Turnover and Absenteeism

  • From 2002 to 2004, full‐time workers aged 18‐64 who reported current illicit drug use were more than twice as likely as those reporting no current illicit drug use to report they had worked for three or more employers in the past year (12.3% versus 5.1%).
  • In the same period, full‐time workers who were current drug users were more likely to report missing two or more workdays in the past month due to illness or injury, when compared with workers who were not current users (16.4% vs. 11.0%).
  • Full‐time workers who were current drug users also were about twice as likely as non‐users to skip one or more days of work in the past month (16.3% vs. 8.2%).

School Performance

  • Students who are not current marijuana users are more than twice as likely to report an average grade of “A” than those who are current users of marijuana (30.5% vs. 12.5%).
  • College students who use prescription stimulant medications for non‐medical purposes typically have lower grade point averages and are more likely to be heavy drinkers and users of other illicit drugs. They also are more likely to meet diagnostic criteria for dependence on alcohol and marijuana, skip class more frequently, and spend less time studying.

Resources Available for Employers to Create a Drug‐Free Workplace

Preventing drug use in the workplace and supporting employees in recovery are vital to ensuring a healthy, safe, and productive workforce.

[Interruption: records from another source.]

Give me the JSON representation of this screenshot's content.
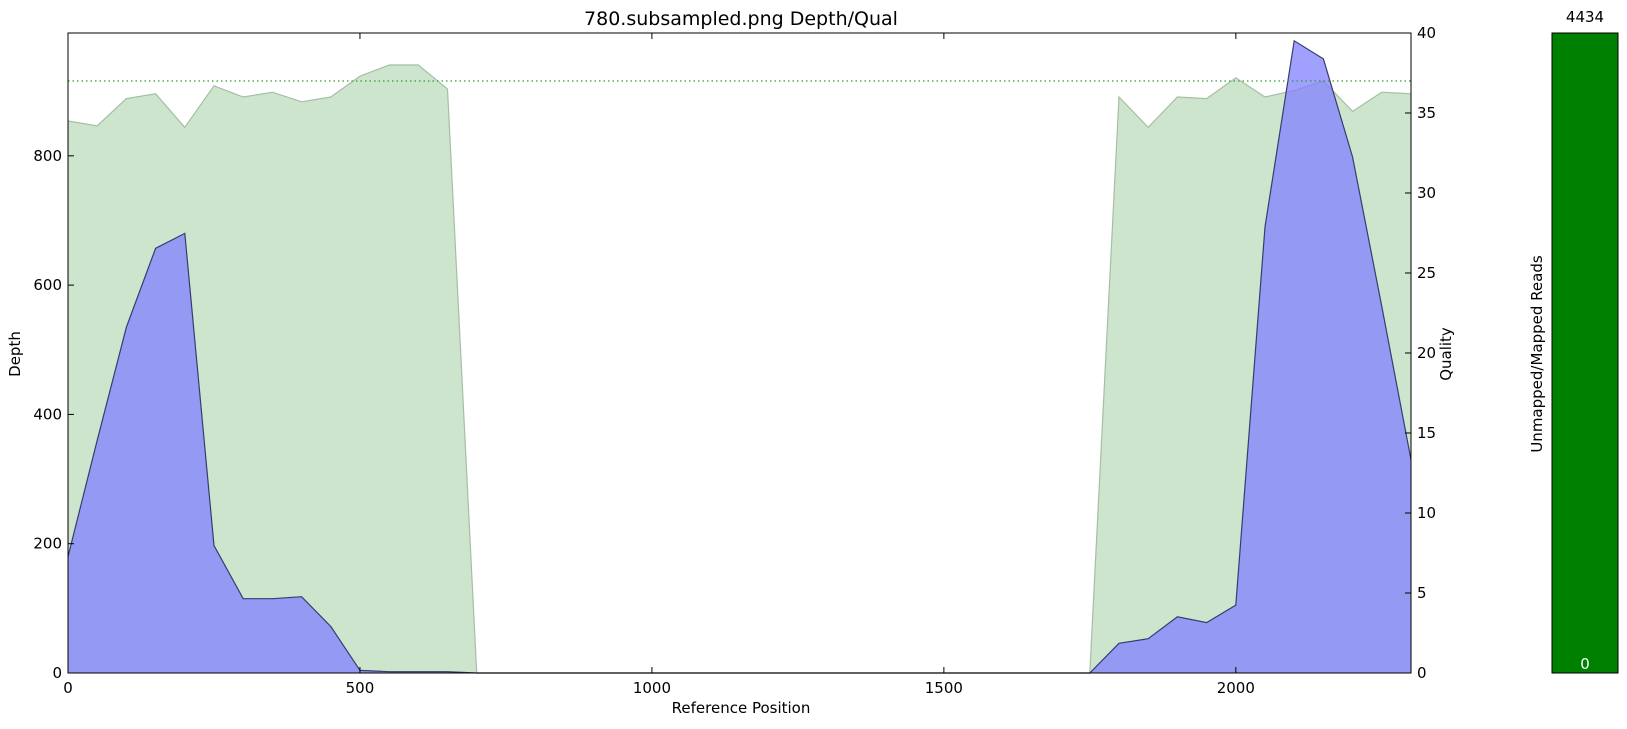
{
  "chart_data": {
    "type": "area",
    "title": "780.subsampled.png Depth/Qual",
    "xlabel": "Reference Position",
    "ylabel_left": "Depth",
    "ylabel_right": "Quality",
    "xlim": [
      0,
      2300
    ],
    "ylim_left": [
      0,
      990
    ],
    "ylim_right": [
      0,
      40
    ],
    "xticks": [
      0,
      500,
      1000,
      1500,
      2000
    ],
    "yticks_left": [
      0,
      200,
      400,
      600,
      800
    ],
    "yticks_right": [
      0,
      5,
      10,
      15,
      20,
      25,
      30,
      35,
      40
    ],
    "quality_threshold": 37,
    "colors": {
      "depth_fill": "#8080ff",
      "depth_line": "#3a3a6e",
      "quality_fill": "#cde5cd",
      "quality_line": "#a5bea5",
      "threshold_line": "#2e9a2e",
      "bar_fill": "#008000"
    },
    "x": [
      0,
      50,
      100,
      150,
      200,
      250,
      300,
      350,
      400,
      450,
      500,
      550,
      600,
      650,
      700,
      750,
      800,
      850,
      900,
      950,
      1000,
      1050,
      1100,
      1150,
      1200,
      1250,
      1300,
      1350,
      1400,
      1450,
      1500,
      1550,
      1600,
      1650,
      1700,
      1750,
      1800,
      1850,
      1900,
      1950,
      2000,
      2050,
      2100,
      2150,
      2200,
      2250,
      2300
    ],
    "series": [
      {
        "name": "Depth",
        "axis": "left",
        "values": [
          180,
          360,
          535,
          657,
          680,
          197,
          115,
          115,
          118,
          72,
          4,
          2,
          2,
          2,
          0,
          0,
          0,
          0,
          0,
          0,
          0,
          0,
          0,
          0,
          0,
          0,
          0,
          0,
          0,
          0,
          0,
          0,
          0,
          0,
          0,
          0,
          46,
          53,
          87,
          78,
          105,
          690,
          978,
          950,
          798,
          567,
          330
        ]
      },
      {
        "name": "Quality",
        "axis": "right",
        "values": [
          34.5,
          34.2,
          35.9,
          36.2,
          34.1,
          36.7,
          36.0,
          36.3,
          35.7,
          36.0,
          37.3,
          38.0,
          38.0,
          36.5,
          0,
          0,
          0,
          0,
          0,
          0,
          0,
          0,
          0,
          0,
          0,
          0,
          0,
          0,
          0,
          0,
          0,
          0,
          0,
          0,
          0,
          0,
          36.0,
          34.1,
          36.0,
          35.9,
          37.2,
          36.0,
          36.4,
          37.0,
          35.1,
          36.3,
          36.2
        ]
      }
    ],
    "reads_bar": {
      "ylabel": "Unmapped/Mapped Reads",
      "top_label": "4434",
      "bottom_label": "0",
      "mapped": 4434,
      "unmapped": 0
    }
  }
}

The Federal Government provides a number of resources to help employers create an alcohol and drug‐free policy for their companies:

Drug Free Workplace Advisor
Provides information for businesses about how to establish and maintain an alcohol‐ and drug free workplace.
http://www.dol.gov/elaws/drugfree.htm

Employers' Kit to Developing a Drug‐Free Workplace
The Department of Health and Human Services has created this kit to assist employers in setting a drug‐free workplace policy.
http://www.drugfreeworkplace.org

Working Partners: Guidelines for Developing an Alcohol‐ and Drug‐Free Workplace
The Department of Labor has created this guide with the help of industry partners to advise businesses wanting to create a drug‐free workplace policy.
http://www.dol.gov/workingpartners/welcome.html

State and Territory Laws
Many states have regulations that impact when, where, and how employers can implement drug‐free workplace programs. Check this site for a summary of rules that apply to businesses in your state. http://www.dol.gov/asp/programs/drugs/said/StateLaws.asp

Substance Abuse Information Database
Learn about workplace substance‐abuse issues and develop drug‐free workplace programs.
http://www.dol.gov/asp/programs/drugs/said/default.asp

Training and Educational Materials
Free posters, brochures, and presentation materials.